As an introduction to our “Best of the Piedmont Virginian” issue, we think it appropriate to share some writings of our founder, Walter Nicklin. Following is his first letter from the editor (“Letter from Culpeper Street”), and then some of his musings through his time as editor and publisher in the following pages. Initially, The Piedmont Virginian’s offices were on Culpeper Street, and then moved to Rappahannock County. Now we are back at Culpeper Street; seemingly the magazine has not “achieved escape velocity” either and has come home to Warrenton.
When I was a young and ever eager student, a thoughtful teacher encouraged me: “Buddy, you’ll go far one day.” I counted it off last week: I’ve gone exactly 179 paces. From 86 Culpeper Street, my maternal grandmother’s home, to 39 Culpeper, the offices of The Piedmont Virginian.
The street is so-named because it was the old road to Culpeper. All the street names here in Warrenton, built on a crossroads, are of similar origin: Alexandria Pike, Falmouth Street, Winchester Street, Waterloo Street. Leading out of town, away from here … to seek one’s fortune. That’s what most of my childhood cohorts did, and so did I—with a career in journalism, publishing, and international relations.
But I kept returning—never quite able to sever completely my roots here in the rolling, softly seductive landscape of Virginia’s northern Piedmont. To have done so would have been too painful. Or, in the words of a friend from nearby Washington, D.C., a Beltway-bandit engineer: “Walter, you’ve just never achieved escape velocity.”

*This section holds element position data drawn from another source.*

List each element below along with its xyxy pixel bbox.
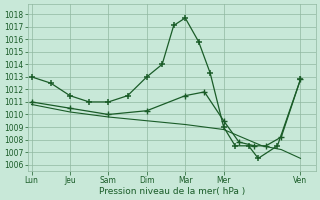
X-axis label: Pression niveau de la mer( hPa ): Pression niveau de la mer( hPa ) (99, 187, 245, 196)
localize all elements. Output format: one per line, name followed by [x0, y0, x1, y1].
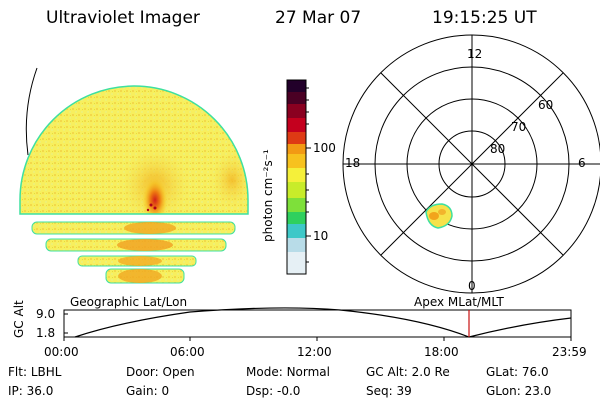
uv-image [19, 67, 249, 284]
status-gain: Gain: 0 [126, 384, 170, 398]
timeline-xtick-1200: 12:00 [297, 345, 332, 359]
status-glon: GLon: 23.0 [486, 384, 552, 398]
status-seq: Seq: 39 [366, 384, 412, 398]
time-label: 19:15:25 UT [432, 8, 537, 28]
polar-plot-label: Apex MLat/MLT [414, 295, 504, 309]
mlt-label-18: 18 [345, 156, 361, 170]
colorbar [286, 79, 311, 275]
status-ip: IP: 36.0 [8, 384, 54, 398]
image-panel-label: Geographic Lat/Lon [70, 295, 188, 309]
colorbar-tick-10: 10 [313, 229, 329, 243]
altitude-timeline [63, 307, 572, 341]
status-gc-alt: GC Alt: 2.0 Re [366, 365, 450, 379]
colorbar-tick-100: 100 [313, 141, 336, 155]
colorbar-label: photon cm⁻²s⁻¹ [261, 149, 275, 242]
lat-label-60: 60 [538, 98, 554, 112]
status-mode: Mode: Normal [246, 365, 330, 379]
status-glat: GLat: 76.0 [486, 365, 549, 379]
status-dsp: Dsp: -0.0 [246, 384, 301, 398]
date-label: 27 Mar 07 [275, 8, 362, 28]
instrument-title: Ultraviolet Imager [46, 8, 200, 28]
status-door: Door: Open [126, 365, 195, 379]
polar-plot [342, 34, 600, 294]
timeline-xtick-0000: 00:00 [44, 345, 79, 359]
timeline-ytick-bottom: 1.8 [36, 326, 56, 340]
timeline-ylabel: GC Alt [12, 300, 26, 338]
timeline-xtick-0600: 06:00 [170, 345, 205, 359]
timeline-xtick-1800: 18:00 [424, 345, 459, 359]
lat-label-70: 70 [511, 120, 527, 134]
mlt-label-6: 6 [578, 156, 586, 170]
aurora-patch [425, 203, 453, 229]
mlt-label-0: 0 [468, 279, 476, 293]
status-flt: Flt: LBHL [8, 365, 62, 379]
timeline-ytick-top: 9.0 [36, 307, 56, 321]
timeline-xtick-2359: 23:59 [552, 345, 587, 359]
lat-label-80: 80 [490, 142, 506, 156]
mlt-label-12: 12 [467, 47, 483, 61]
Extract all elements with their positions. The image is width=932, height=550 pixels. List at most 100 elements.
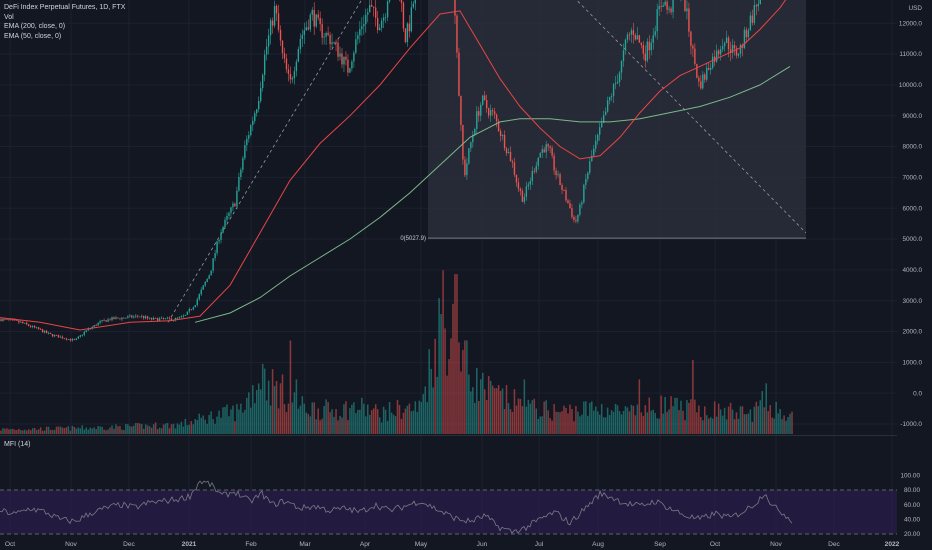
volume-bar	[2, 428, 4, 434]
candle-body	[271, 20, 274, 26]
candle-body	[218, 239, 220, 242]
volume-bar	[426, 402, 428, 434]
candle-body	[620, 60, 623, 73]
volume-bar	[242, 412, 244, 434]
volume-bar	[664, 397, 666, 434]
volume-bar	[142, 428, 145, 434]
candle-body	[10, 319, 12, 321]
candle-body	[273, 5, 276, 26]
candle-body	[757, 3, 760, 7]
candle-body	[101, 320, 103, 322]
candle-body	[549, 146, 551, 148]
candle-body	[541, 149, 543, 153]
volume-bar	[594, 406, 597, 434]
candle-body	[702, 74, 704, 89]
volume-bar	[630, 404, 633, 434]
candle-body	[595, 140, 597, 149]
price-tick-label: -1000.0	[900, 421, 922, 428]
volume-bar	[583, 401, 585, 434]
fib-extension-tool[interactable]: 0(5027.9)1(20374.2)1.272(24548.4)	[385, 0, 806, 242]
volume-bar	[321, 418, 323, 434]
legend-ema200[interactable]: EMA (200, close, 0)	[4, 23, 66, 30]
time-axis[interactable]: Oct Nov Dec 2021 Feb Mar Apr May Jun Jul Aug Sep Oct…	[0, 536, 932, 550]
volume-bar	[18, 428, 20, 434]
candle-body	[690, 31, 692, 46]
candle-body	[250, 125, 252, 136]
candle-body	[371, 4, 373, 7]
candle-body	[35, 327, 38, 329]
mfi-legend[interactable]: MFI (14)	[4, 441, 31, 448]
volume-bar	[222, 407, 224, 434]
volume-bar	[440, 313, 442, 434]
candle-body	[712, 56, 714, 68]
volume-bar	[313, 402, 315, 434]
volume-bar	[485, 400, 488, 434]
volume-bar	[39, 427, 42, 434]
candle-body	[204, 282, 206, 286]
candle-body	[634, 34, 637, 40]
candle-body	[684, 0, 686, 12]
candle-body	[311, 9, 313, 15]
volume-bar	[622, 410, 625, 434]
candle-body	[733, 44, 736, 49]
candle-body	[355, 39, 357, 53]
volume-bar	[789, 413, 791, 434]
candle-body	[333, 42, 335, 44]
mfi-band	[0, 490, 897, 534]
mfi-tick-label: 60.00	[904, 502, 920, 509]
candle-body	[111, 317, 113, 321]
volume-bar	[196, 420, 199, 434]
time-tick-label: Mar	[299, 541, 311, 548]
volume-bar	[480, 379, 482, 434]
volume-bar	[600, 404, 603, 434]
volume-bar	[370, 410, 373, 434]
candle-body	[18, 320, 20, 323]
candle-body	[137, 315, 139, 317]
currency-label: USD	[909, 5, 923, 12]
candle-body	[256, 109, 258, 114]
candle-body	[507, 151, 510, 154]
volume-bar	[204, 419, 206, 434]
candle-body	[87, 328, 89, 331]
volume-bar	[438, 298, 440, 434]
volume-bar	[345, 401, 347, 434]
candle-body	[610, 95, 613, 97]
legend-vol[interactable]: Vol	[4, 13, 14, 21]
candle-body	[184, 314, 187, 316]
volume-bar	[531, 400, 534, 434]
volume-bar	[573, 421, 575, 434]
volume-bar	[785, 420, 787, 434]
volume-bar	[670, 396, 672, 434]
volume-bar	[602, 417, 605, 434]
volume-bar	[715, 416, 718, 434]
symbol-title[interactable]: DeFi Index Perpetual Futures, 1D, FTX	[4, 4, 126, 11]
candle-body	[519, 188, 522, 191]
volume-bar	[755, 401, 758, 434]
volume-bar	[537, 418, 540, 434]
candle-body	[287, 69, 290, 74]
candle-body	[232, 203, 234, 208]
volume-bar	[579, 416, 581, 434]
volume-bar	[198, 413, 200, 434]
volume-bar	[111, 425, 113, 434]
legend-ema50[interactable]: EMA (50, close, 0)	[4, 32, 62, 40]
volume-bar	[212, 419, 214, 434]
volume-bar	[291, 402, 294, 434]
trend-lines[interactable]	[0, 0, 897, 323]
volume-bar	[79, 428, 82, 434]
volume-bar	[735, 412, 738, 434]
candle-body	[113, 317, 115, 320]
candle-body	[337, 42, 339, 57]
volume-bar	[267, 380, 270, 434]
candle-body	[28, 324, 30, 326]
price-tick-label: 11000.0	[899, 51, 922, 58]
volume-bar	[598, 414, 601, 434]
volume-bar	[218, 410, 220, 434]
volume-bar	[418, 400, 421, 434]
price-axis[interactable]: -1000.0 0.0 1000.0 2000.0 3000.0 4000.0 5000.0…	[897, 0, 932, 550]
candle-body	[133, 316, 135, 318]
volume-bar	[549, 418, 551, 434]
volume-bar	[45, 426, 48, 434]
volume-bar	[89, 427, 91, 434]
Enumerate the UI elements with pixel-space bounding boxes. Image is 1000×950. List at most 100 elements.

Yes, the gravitational pull here in the Piedmont is strong. And not simply for natives. People with the wherewithal to live anywhere in the world pick the Piedmont to call their new home.
They come for the natural beauty. They come for the history, the sense of time and place. They come for the agrarian way of life.
The magazine’s mission is to “celebrate and serve.” To the enterprise we will bring the intimate and heartfelt knowledge of a native son—together with the appreciative eyes of a newcomer who never takes things for granted.